Date: Mon, 6 Aug 2007 09:50:27 
To:Baher Esmat <baher.esmat at icann.org>
Cc:menog at menog.net, "'Salman Al-Mannai'" <SMANNAI at qtel.com.qa>,       "'Kais Al-Essa'" <operations at sahara.com.sa>
Subject: RE: [menog] RE: [ncc-regional-middle-east] Peering

      On Mon, 6 Aug 2007, Baher Esmat wrote:
    > I must also say that I was a little bit puzzled with parts of the discussion
    > as it appeared to me that we're not differentiating between the Incumbents
    > like STC, Batelco, ect., (those incumbents are also ISPs) and other smaller
    > ISPs. My understanding is that the Incumbents whether they have bilateral
    > peeing among themselves or peer via IXPs, they remain the big guys who own
    > the customers as well as most of the traffic. The small ISPs on the other
    > hand have to have their own IXP setups and hence be in better positions to
    > negotiate better deals with Incumbents, or with upstream providers if ISPs
    > are allowed to connect directly to them.

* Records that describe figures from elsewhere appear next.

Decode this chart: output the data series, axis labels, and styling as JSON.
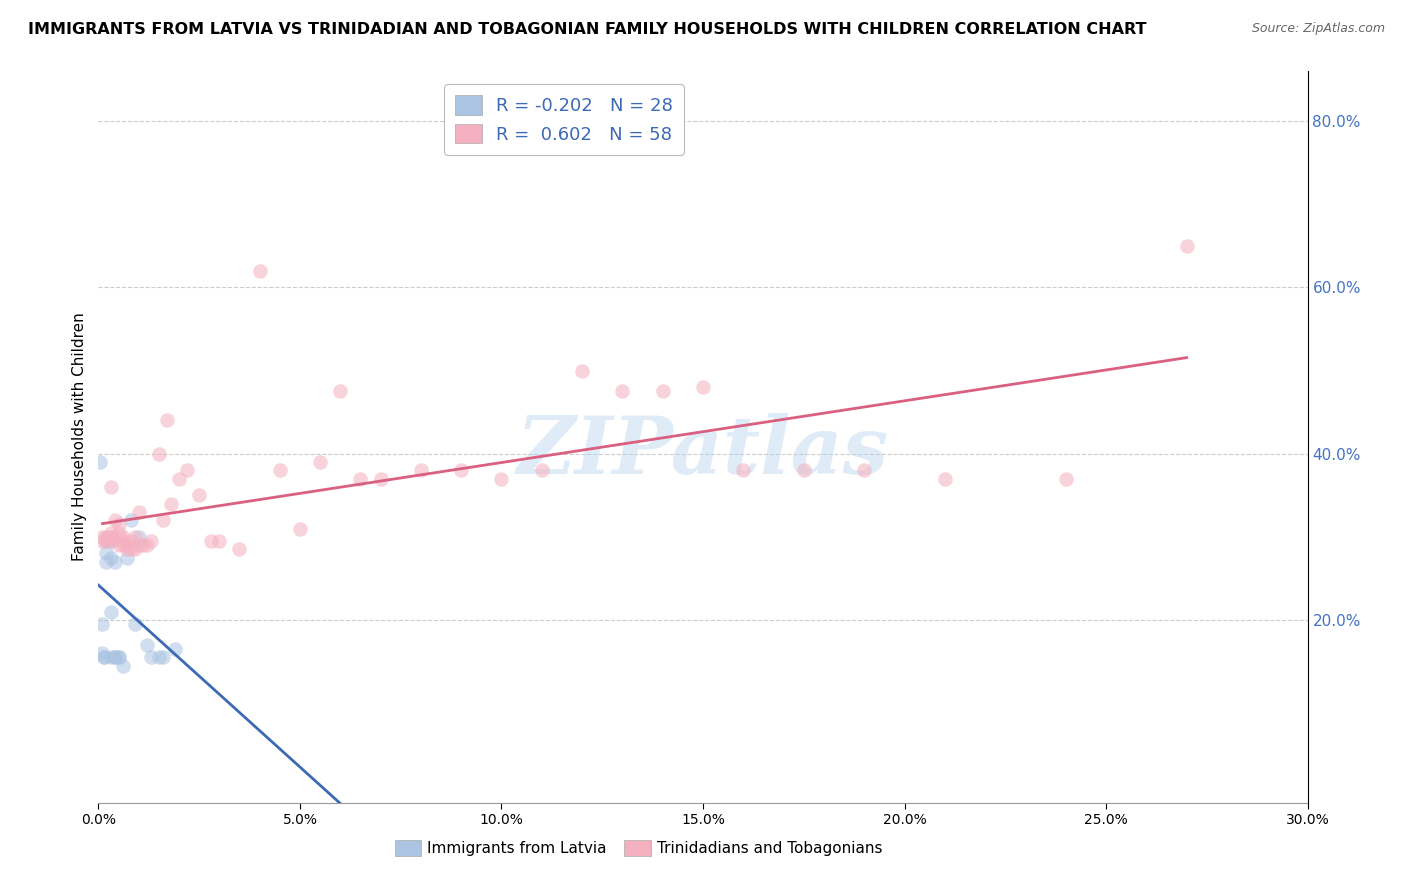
{
  "title": "IMMIGRANTS FROM LATVIA VS TRINIDADIAN AND TOBAGONIAN FAMILY HOUSEHOLDS WITH CHILDREN CORRELATION CHART",
  "source": "Source: ZipAtlas.com",
  "ylabel": "Family Households with Children",
  "legend_label1": "Immigrants from Latvia",
  "legend_label2": "Trinidadians and Tobagonians",
  "r1": -0.202,
  "n1": 28,
  "r2": 0.602,
  "n2": 58,
  "color_blue": "#aac4e2",
  "color_pink": "#f5b0c0",
  "line_color_blue": "#3c6ab5",
  "line_color_pink": "#d96080",
  "xlim": [
    0.0,
    0.3
  ],
  "ylim": [
    -0.02,
    0.86
  ],
  "xticks": [
    0.0,
    0.05,
    0.1,
    0.15,
    0.2,
    0.25,
    0.3
  ],
  "yticks_right": [
    0.2,
    0.4,
    0.6,
    0.8
  ],
  "blue_x": [
    0.0005,
    0.001,
    0.001,
    0.0015,
    0.0015,
    0.002,
    0.002,
    0.002,
    0.0025,
    0.003,
    0.003,
    0.003,
    0.003,
    0.004,
    0.004,
    0.004,
    0.005,
    0.005,
    0.006,
    0.007,
    0.008,
    0.009,
    0.01,
    0.012,
    0.013,
    0.015,
    0.016,
    0.019
  ],
  "blue_y": [
    0.39,
    0.195,
    0.16,
    0.155,
    0.155,
    0.295,
    0.28,
    0.27,
    0.3,
    0.295,
    0.275,
    0.21,
    0.155,
    0.155,
    0.155,
    0.27,
    0.155,
    0.155,
    0.145,
    0.275,
    0.32,
    0.195,
    0.3,
    0.17,
    0.155,
    0.155,
    0.155,
    0.165
  ],
  "pink_x": [
    0.001,
    0.001,
    0.002,
    0.002,
    0.003,
    0.003,
    0.003,
    0.003,
    0.004,
    0.004,
    0.005,
    0.005,
    0.005,
    0.006,
    0.006,
    0.006,
    0.007,
    0.007,
    0.008,
    0.008,
    0.009,
    0.009,
    0.01,
    0.01,
    0.011,
    0.012,
    0.013,
    0.015,
    0.016,
    0.017,
    0.018,
    0.02,
    0.022,
    0.025,
    0.028,
    0.03,
    0.035,
    0.04,
    0.045,
    0.05,
    0.055,
    0.06,
    0.065,
    0.07,
    0.08,
    0.09,
    0.1,
    0.11,
    0.12,
    0.13,
    0.14,
    0.15,
    0.16,
    0.175,
    0.19,
    0.21,
    0.24,
    0.27
  ],
  "pink_y": [
    0.3,
    0.295,
    0.295,
    0.3,
    0.3,
    0.295,
    0.36,
    0.305,
    0.32,
    0.3,
    0.315,
    0.305,
    0.29,
    0.3,
    0.29,
    0.295,
    0.29,
    0.285,
    0.295,
    0.285,
    0.3,
    0.285,
    0.29,
    0.33,
    0.29,
    0.29,
    0.295,
    0.4,
    0.32,
    0.44,
    0.34,
    0.37,
    0.38,
    0.35,
    0.295,
    0.295,
    0.285,
    0.62,
    0.38,
    0.31,
    0.39,
    0.475,
    0.37,
    0.37,
    0.38,
    0.38,
    0.37,
    0.38,
    0.5,
    0.475,
    0.475,
    0.48,
    0.38,
    0.38,
    0.38,
    0.37,
    0.37,
    0.65
  ],
  "watermark_text": "ZIPatlas",
  "dot_size": 110,
  "dot_alpha": 0.55,
  "blue_line_solid_end": 0.13,
  "pink_line_start": 0.001,
  "pink_line_end": 0.27
}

Another way of putting it is to say that everyone needs to peer, in order 
to grow.  The big guys know this (they couldn't have gotten big if they 
didn't), and will always peer, whether internationally (in London or 
Amsterdam or Hong Kong or elsewhere), or across private bilateral sessions 
between each other.

It's the little guys who need the IXPs, in order to be able to efficiently 
compete with that, and peer as well.  If the big guys grow, and the little 
guys don't, you've got an increase in the digital divide problem.  If 
everyone grows, the whole market grows, and more new service is available 
to all potential customers at lower, more competitive prices.